The author has been a Ranji player, an Engineer & a MBA-Investment Banker and he has very effectively used cricket as the backdrop to bring about the management techniques of winning. The author has brilliantly brought out that cricket or for that matter any other game of life is played not only with hands and legs but also with mind. The part where the coach takes the team to a classroom and makes them dream their biggest dream in life makes the reader realize that dreams have got no limitations. The first step begins with dreaming - It is fascinating how the children come out with innocent dreams of being a bird, house, ship. Then they put down a dream for the team- the dream gets bigger and bigger and reaches a stage where they articulate 'Winning the Championship!' From here, the action begins. The coach takes the help of the school contractor, the math teacher, the dramatics lessons and many so called insignificant people who contribute in the way that the children comprehend. The school contractor explains how they fix a time frame and then plan backwards in detail. "Any project can become very expensive if we don't get the planning right. We all begin with raw material. Deep down everyone wants to excel." The math teacher teaches the children to be 100% people, telling them-"Even if you get 99% right it is not a circle anymore." Life is the best teacher and we learn from every person who we come across and the author has very subtly brought this out when the school driver talks about responsibility that he carries while driving, similarly the team has the responsibility of the school while performing. The old grounds man teaches how when you are comfortable you give your best. They pick up cue from the drama classes and do a role building with expectations of scores and wickets from each team member, which is like setting individual targets to achieve the team goal. The book reiterates that 'The indication of excellence is when the small things are done well'.

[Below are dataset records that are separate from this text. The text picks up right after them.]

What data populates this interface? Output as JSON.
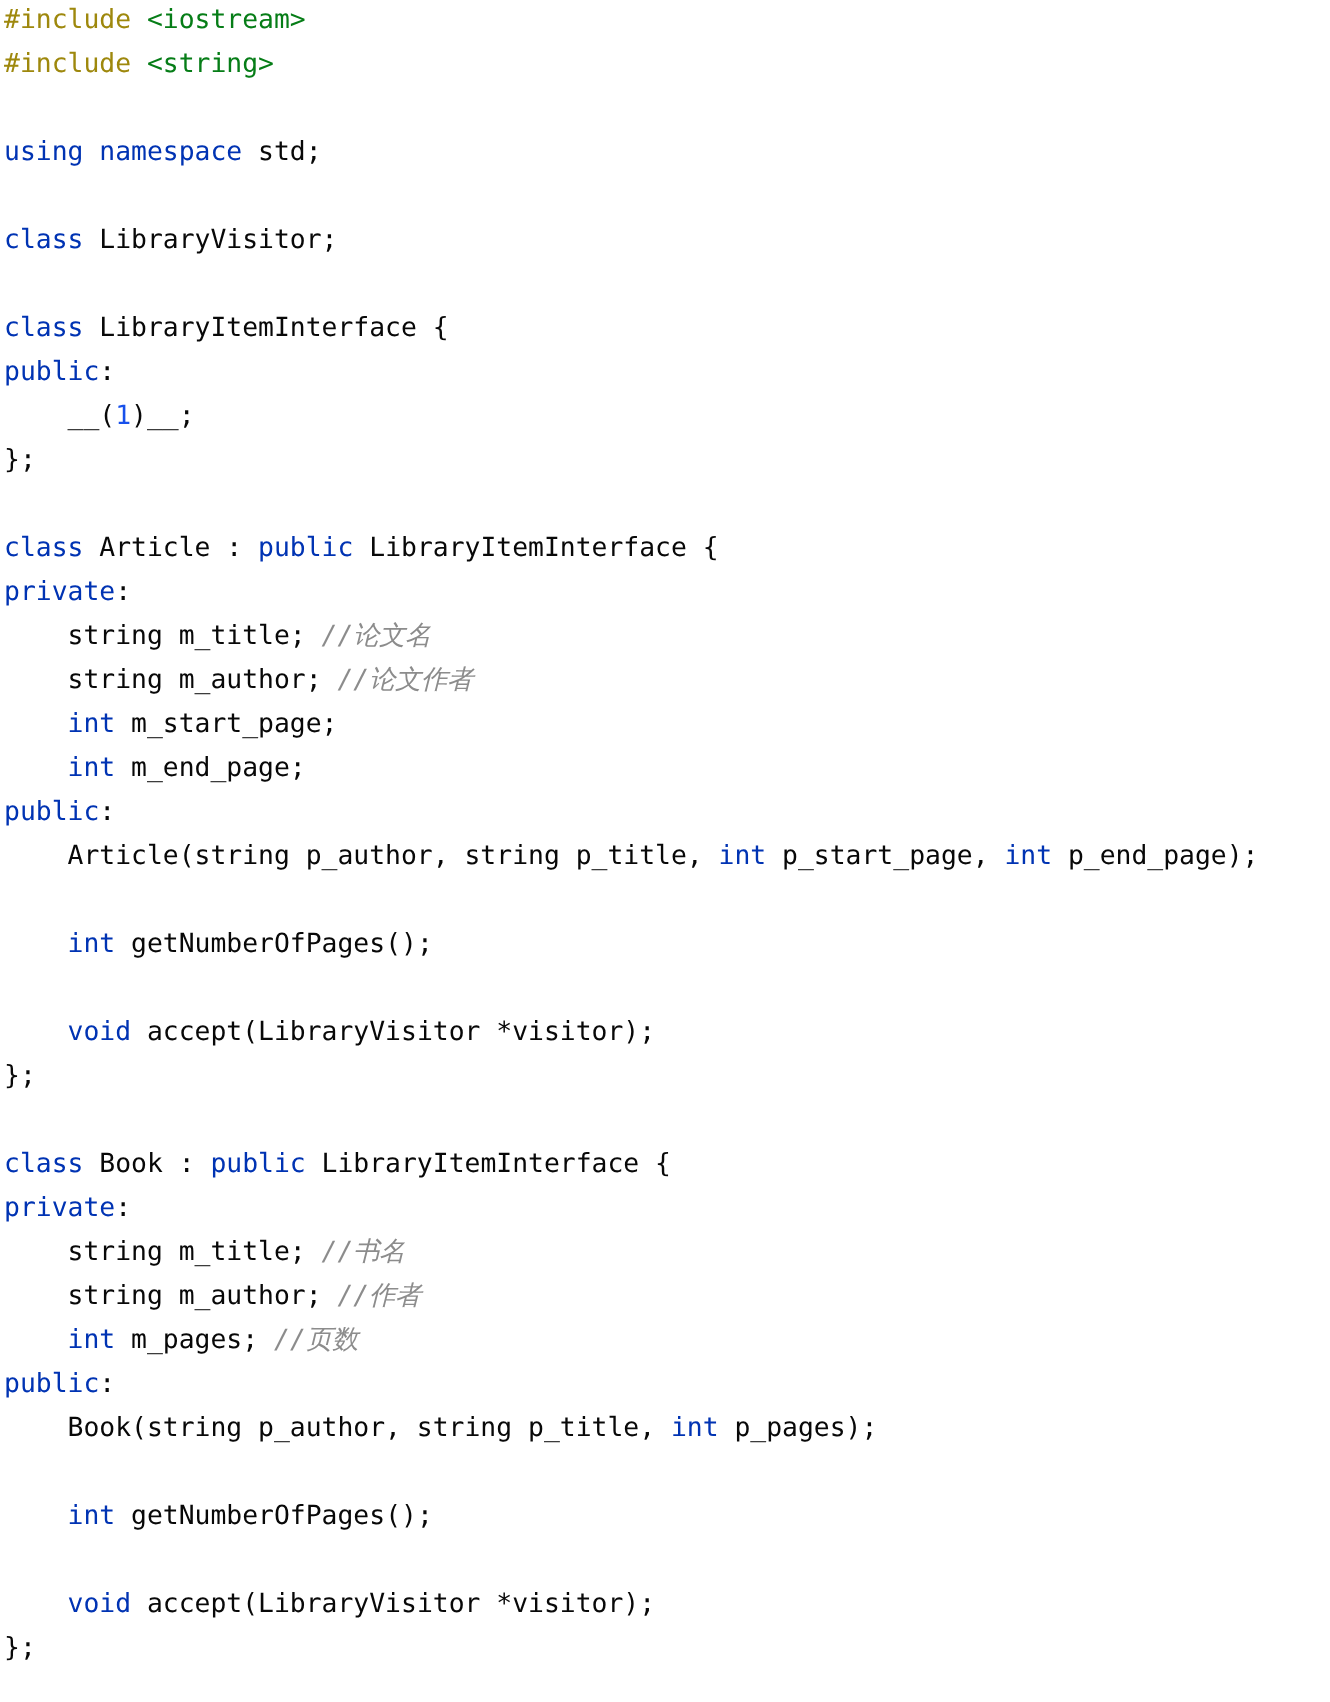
{
  "lines": [
    {
      "kind": "code",
      "tokens": [
        {
          "kind": "directive",
          "text": "#include "
        },
        {
          "kind": "string",
          "text": "<iostream>"
        }
      ]
    },
    {
      "kind": "code",
      "tokens": [
        {
          "kind": "directive",
          "text": "#include "
        },
        {
          "kind": "string",
          "text": "<string>"
        }
      ]
    },
    {
      "kind": "blank"
    },
    {
      "kind": "code",
      "tokens": [
        {
          "kind": "keyword",
          "text": "using namespace "
        },
        {
          "kind": "plain",
          "text": "std;"
        }
      ]
    },
    {
      "kind": "blank"
    },
    {
      "kind": "code",
      "tokens": [
        {
          "kind": "keyword",
          "text": "class "
        },
        {
          "kind": "plain",
          "text": "LibraryVisitor;"
        }
      ]
    },
    {
      "kind": "blank"
    },
    {
      "kind": "code",
      "tokens": [
        {
          "kind": "keyword",
          "text": "class "
        },
        {
          "kind": "plain",
          "text": "LibraryItemInterface {"
        }
      ]
    },
    {
      "kind": "code",
      "tokens": [
        {
          "kind": "keyword",
          "text": "public"
        },
        {
          "kind": "plain",
          "text": ":"
        }
      ]
    },
    {
      "kind": "code",
      "tokens": [
        {
          "kind": "plain",
          "text": "    __("
        },
        {
          "kind": "number",
          "text": "1"
        },
        {
          "kind": "plain",
          "text": ")__;"
        }
      ]
    },
    {
      "kind": "code",
      "tokens": [
        {
          "kind": "plain",
          "text": "};"
        }
      ]
    },
    {
      "kind": "blank"
    },
    {
      "kind": "code",
      "tokens": [
        {
          "kind": "keyword",
          "text": "class "
        },
        {
          "kind": "plain",
          "text": "Article : "
        },
        {
          "kind": "keyword",
          "text": "public "
        },
        {
          "kind": "plain",
          "text": "LibraryItemInterface {"
        }
      ]
    },
    {
      "kind": "code",
      "tokens": [
        {
          "kind": "keyword",
          "text": "private"
        },
        {
          "kind": "plain",
          "text": ":"
        }
      ]
    },
    {
      "kind": "code",
      "tokens": [
        {
          "kind": "plain",
          "text": "    string m_title; "
        },
        {
          "kind": "comment",
          "text": "//论文名"
        }
      ]
    },
    {
      "kind": "code",
      "tokens": [
        {
          "kind": "plain",
          "text": "    string m_author; "
        },
        {
          "kind": "comment",
          "text": "//论文作者"
        }
      ]
    },
    {
      "kind": "code",
      "tokens": [
        {
          "kind": "keyword",
          "text": "    int "
        },
        {
          "kind": "plain",
          "text": "m_start_page;"
        }
      ]
    },
    {
      "kind": "code",
      "tokens": [
        {
          "kind": "keyword",
          "text": "    int "
        },
        {
          "kind": "plain",
          "text": "m_end_page;"
        }
      ]
    },
    {
      "kind": "code",
      "tokens": [
        {
          "kind": "keyword",
          "text": "public"
        },
        {
          "kind": "plain",
          "text": ":"
        }
      ]
    },
    {
      "kind": "code",
      "tokens": [
        {
          "kind": "plain",
          "text": "    Article(string p_author, string p_title, "
        },
        {
          "kind": "keyword",
          "text": "int "
        },
        {
          "kind": "plain",
          "text": "p_start_page, "
        },
        {
          "kind": "keyword",
          "text": "int "
        },
        {
          "kind": "plain",
          "text": "p_end_page);"
        }
      ]
    },
    {
      "kind": "blank"
    },
    {
      "kind": "code",
      "tokens": [
        {
          "kind": "keyword",
          "text": "    int "
        },
        {
          "kind": "plain",
          "text": "getNumberOfPages();"
        }
      ]
    },
    {
      "kind": "blank"
    },
    {
      "kind": "code",
      "tokens": [
        {
          "kind": "keyword",
          "text": "    void "
        },
        {
          "kind": "plain",
          "text": "accept(LibraryVisitor *visitor);"
        }
      ]
    },
    {
      "kind": "code",
      "tokens": [
        {
          "kind": "plain",
          "text": "};"
        }
      ]
    },
    {
      "kind": "blank"
    },
    {
      "kind": "code",
      "tokens": [
        {
          "kind": "keyword",
          "text": "class "
        },
        {
          "kind": "plain",
          "text": "Book : "
        },
        {
          "kind": "keyword",
          "text": "public "
        },
        {
          "kind": "plain",
          "text": "LibraryItemInterface {"
        }
      ]
    },
    {
      "kind": "code",
      "tokens": [
        {
          "kind": "keyword",
          "text": "private"
        },
        {
          "kind": "plain",
          "text": ":"
        }
      ]
    },
    {
      "kind": "code",
      "tokens": [
        {
          "kind": "plain",
          "text": "    string m_title; "
        },
        {
          "kind": "comment",
          "text": "//书名"
        }
      ]
    },
    {
      "kind": "code",
      "tokens": [
        {
          "kind": "plain",
          "text": "    string m_author; "
        },
        {
          "kind": "comment",
          "text": "//作者"
        }
      ]
    },
    {
      "kind": "code",
      "tokens": [
        {
          "kind": "keyword",
          "text": "    int "
        },
        {
          "kind": "plain",
          "text": "m_pages; "
        },
        {
          "kind": "comment",
          "text": "//页数"
        }
      ]
    },
    {
      "kind": "code",
      "tokens": [
        {
          "kind": "keyword",
          "text": "public"
        },
        {
          "kind": "plain",
          "text": ":"
        }
      ]
    },
    {
      "kind": "code",
      "tokens": [
        {
          "kind": "plain",
          "text": "    Book(string p_author, string p_title, "
        },
        {
          "kind": "keyword",
          "text": "int "
        },
        {
          "kind": "plain",
          "text": "p_pages);"
        }
      ]
    },
    {
      "kind": "blank"
    },
    {
      "kind": "code",
      "tokens": [
        {
          "kind": "keyword",
          "text": "    int "
        },
        {
          "kind": "plain",
          "text": "getNumberOfPages();"
        }
      ]
    },
    {
      "kind": "blank"
    },
    {
      "kind": "code",
      "tokens": [
        {
          "kind": "keyword",
          "text": "    void "
        },
        {
          "kind": "plain",
          "text": "accept(LibraryVisitor *visitor);"
        }
      ]
    },
    {
      "kind": "code",
      "tokens": [
        {
          "kind": "plain",
          "text": "};"
        }
      ]
    }
  ]
}
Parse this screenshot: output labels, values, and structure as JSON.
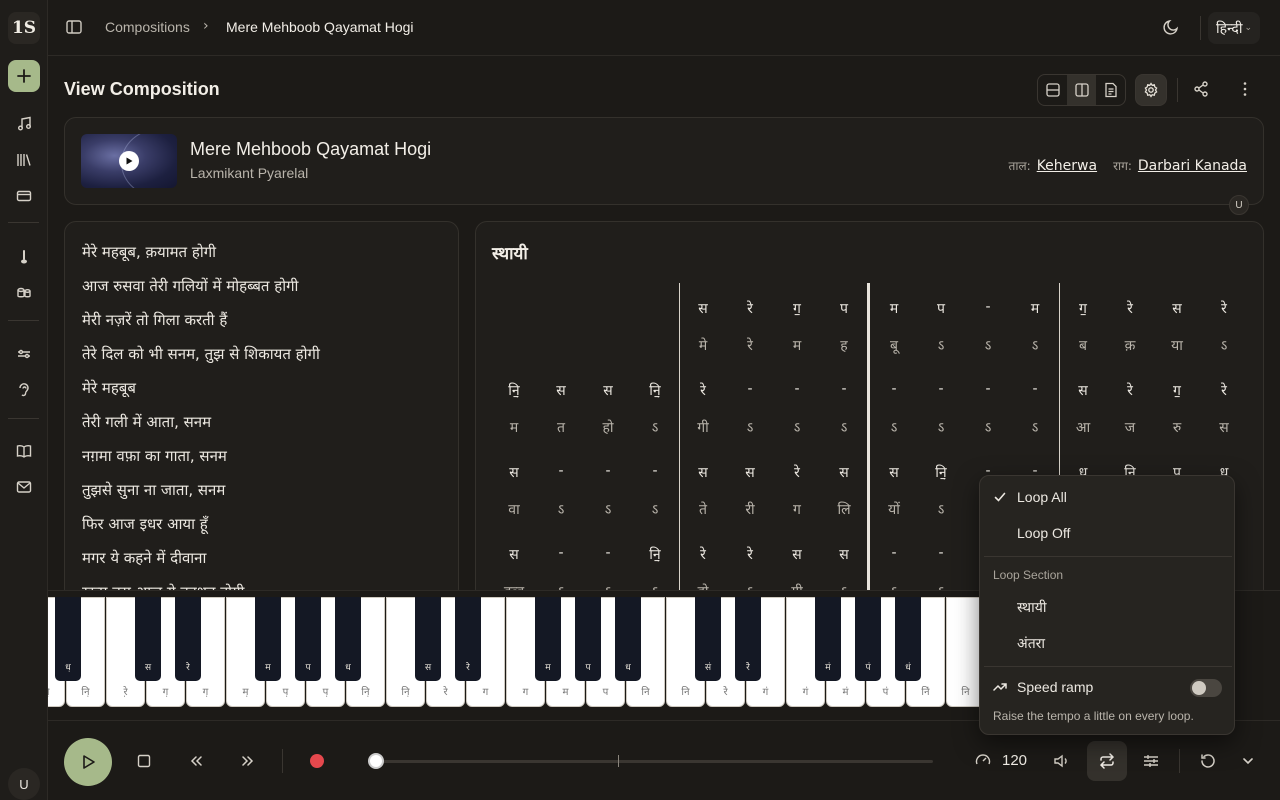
{
  "app": {
    "logo_text": "1S"
  },
  "user": {
    "initial": "U"
  },
  "breadcrumb": {
    "parent": "Compositions",
    "current": "Mere Mehboob Qayamat Hogi"
  },
  "language": {
    "label": "हिन्दी"
  },
  "page": {
    "title": "View Composition"
  },
  "song": {
    "title": "Mere Mehboob Qayamat Hogi",
    "artist": "Laxmikant Pyarelal",
    "taal_label": "ताल:",
    "taal_value": "Keherwa",
    "raag_label": "राग:",
    "raag_value": "Darbari Kanada"
  },
  "lyrics": [
    "मेरे महबूब, क़यामत होगी",
    "आज रुसवा तेरी गलियों में मोहब्बत होगी",
    "मेरी नज़रें तो गिला करती हैं",
    "तेरे दिल को भी सनम, तुझ से शिकायत होगी",
    "मेरे महबूब",
    "तेरी गली में आता, सनम",
    "नग़मा वफ़ा का गाता, सनम",
    "तुझसे सुना ना जाता, सनम",
    "फिर आज इधर आया हूँ",
    "मगर ये कहने में दीवाना",
    "ख़त्म बस आज ये वहशत होगी"
  ],
  "notation": {
    "section_title": "स्थायी",
    "rows": [
      {
        "swar": [
          "",
          "",
          "",
          "",
          "स",
          "रे",
          "ग॒",
          "प",
          "म",
          "प",
          "-",
          "म",
          "ग॒",
          "रे",
          "स",
          "रे"
        ],
        "lyric": [
          "",
          "",
          "",
          "",
          "मे",
          "रे",
          "म",
          "ह",
          "बू",
          "ऽ",
          "ऽ",
          "ऽ",
          "ब",
          "क़",
          "या",
          "ऽ"
        ]
      },
      {
        "swar": [
          "नि॒̣",
          "स",
          "स",
          "नि॒̣",
          "रे",
          "-",
          "-",
          "-",
          "-",
          "-",
          "-",
          "-",
          "स",
          "रे",
          "ग॒",
          "रे"
        ],
        "lyric": [
          "म",
          "त",
          "हो",
          "ऽ",
          "गी",
          "ऽ",
          "ऽ",
          "ऽ",
          "ऽ",
          "ऽ",
          "ऽ",
          "ऽ",
          "आ",
          "ज",
          "रु",
          "स"
        ]
      },
      {
        "swar": [
          "स",
          "-",
          "-",
          "-",
          "स",
          "स",
          "रे",
          "स",
          "स",
          "नि॒̣",
          "-",
          "-",
          "ध॒",
          "नि॒",
          "प",
          "ध॒"
        ],
        "lyric": [
          "वा",
          "ऽ",
          "ऽ",
          "ऽ",
          "ते",
          "री",
          "ग",
          "लि",
          "यों",
          "ऽ",
          "",
          "",
          "",
          "",
          "",
          ""
        ]
      },
      {
        "swar": [
          "स",
          "-",
          "-",
          "नि॒̣",
          "रे",
          "रे",
          "स",
          "स",
          "-",
          "-",
          "",
          "",
          "",
          "",
          "",
          ""
        ],
        "lyric": [
          "हब्ब",
          "ऽ",
          "ऽ",
          "ऽ",
          "हो",
          "ऽ",
          "गी",
          "ऽ",
          "ऽ",
          "ऽ",
          "",
          "",
          "",
          "",
          "",
          ""
        ]
      }
    ]
  },
  "keyboard": {
    "white_labels": [
      "नि̣",
      "नि̣",
      "रे̣",
      "ग̣",
      "ग̣",
      "म̣",
      "प̣",
      "प̣",
      "नि̣",
      "नि̣",
      "रे",
      "ग",
      "ग",
      "म",
      "प",
      "नि",
      "नि",
      "रे̇",
      "ग̇",
      "ग̇",
      "म̇",
      "प̇",
      "नि̇",
      "नि",
      "",
      "",
      "",
      "",
      "",
      "नि̇"
    ],
    "black_labels": [
      "ध̣",
      "स",
      "रे",
      "म",
      "प",
      "ध",
      "स",
      "रे",
      "म",
      "प",
      "ध",
      "स̇",
      "रे̇",
      "म̇",
      "प̇",
      "ध̇"
    ]
  },
  "player": {
    "tempo": "120"
  },
  "loop_menu": {
    "loop_all": "Loop All",
    "loop_off": "Loop Off",
    "section_label": "Loop Section",
    "section_1": "स्थायी",
    "section_2": "अंतरा",
    "speed_ramp": "Speed ramp",
    "speed_ramp_desc": "Raise the tempo a little on every loop.",
    "speed_ramp_enabled": false,
    "selected": "Loop All"
  },
  "colors": {
    "accent": "#a6b98a",
    "background": "#1c1a17",
    "record": "#e5484d"
  }
}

The story is interestingly woven around each character, their backgrounds which we all can relate to. We all have a little bit of the daring-Michael, the responsible-Gautam, crazy-Kartik, brave-Siddhanth, hardworker-Varun and the energetic-Noel. The author talks about the heady smell of new books on school reopening, the school time infatuation, fight amongst the boys, the secret dreams of the children, the desire to live up to parents expectations, how lessons learnt on playground can help excel not only in studies but also in life. The drama created at the end, during the final matches keeps you on the edge of your seat.

It is a book, one can just not put down with so much of action, fun and valuable take backs. It leaves the reader more inspired, motivated and charged up. I would recommend it as a must read for all age groups, all sections of people, cricket lovers, aspiring cricketers and most of all for managers and executives. The resonating phrase-'Slow down but don't stop! That's the one moment that makes you champions' truly gets you bouncing back!!